RANDY SHARER | RSHARER@pantagraph.com
The McLean County Museum of History has resided since 1992 in that grand mountain of limestone and marble that is the pillar-festooned McLean County Courthouse, built in 1903.
The museum’s history traces to 1892 when meetings were held to hear presentations on local history. Without solicitation, community members began donating related objects.
By 1904, the collection was big enough to require a curator and the first museum opened on the third floor of the courthouse. It moved to the McBarnes Building in 1922.

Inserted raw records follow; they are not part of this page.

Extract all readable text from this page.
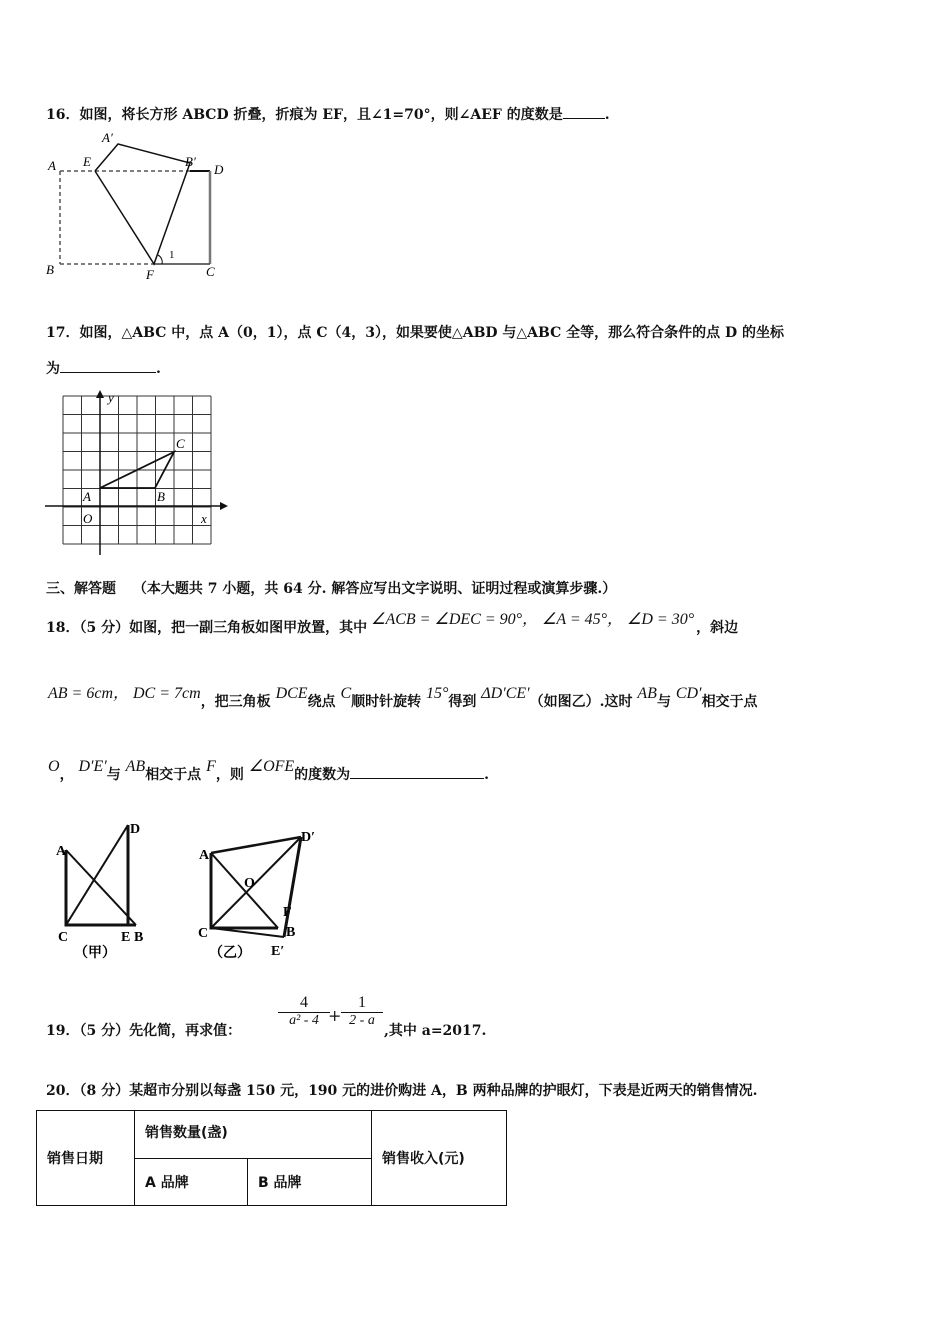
16．如图，将长方形 ABCD 折叠，折痕为 EF，且∠1=70°，则∠AEF 的度数是	.
A
A′
E	B′
D
B	F	C
1
17．如图，△ABC 中，点 A（0，1），点 C（4，3），如果要使△ABD 与△ABC 全等，那么符合条件的点 D 的坐标
为	.
y
x
O
A	B
C
三、解答题 （本大题共 7 小题，共 64 分. 解答应写出文字说明、证明过程或演算步骤.）
18．（5 分）如图，把一副三角板如图甲放置，其中 ∠ACB = ∠DEC = 90°， ∠A = 45°， ∠D = 30° ，斜边
AB = 6cm， DC = 7cm，把三角板 DCE绕点 C顺时针旋转 15°得到 ΔD′CE′（如图乙）.这时 AB与 CD′相交于点
O， D′E′与 AB相交于点 F，则 ∠OFE的度数为	.
A
D
C	E B
（甲）
A
D′
O
F
C	B
E′
（乙）
19．（5 分）先化简，再求值：
4
a² - 4 +
1
2 - a
,其中 a=2017.
20．（8 分）某超市分别以每盏 150 元，190 元的进价购进 A，B 两种品牌的护眼灯，下表是近两天的销售情况.
销售日期	销售数量(盏)		销售收入(元)
	A 品牌	B 品牌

The collection had outgrown its confines by 1972 when a fire left the museum homeless for five years.
Today, the 40,000-square foot museum, which preserves nearly 20,000 objects, is nationally accredited, a designation enjoyed by only 3 percent of the nation’s 33,000 museums.
The public has access to more than 15,000 books along with historical papers and images, some of which came from The Pantagraph archives.
This not-for-profit museum is open from 10 a.m. to 5 p.m. Monday through Saturday (until 9 p.m. Tuesdays). Admission is $5 for adults, $4 for seniors and free for members, students and those under 12.
A frequent award winner, the museum boasts five permanent and two rotating galleries. Among the newest exhibits is one examining Abraham Lincoln's work as an attorney in McLean County and on the Illinois Eighth Judicial Circuit.
The museum, which has 17 paid employees, welcomed more than 27,000 visitors in 2016 on-site and approximately 9,200 off-site.
The 1,200-square foot "Cruisin' With Lincoln on 66" Visitors Center opened on the ground floor in 2015. Outside, a statue of Lincoln makes for a popular photo prop.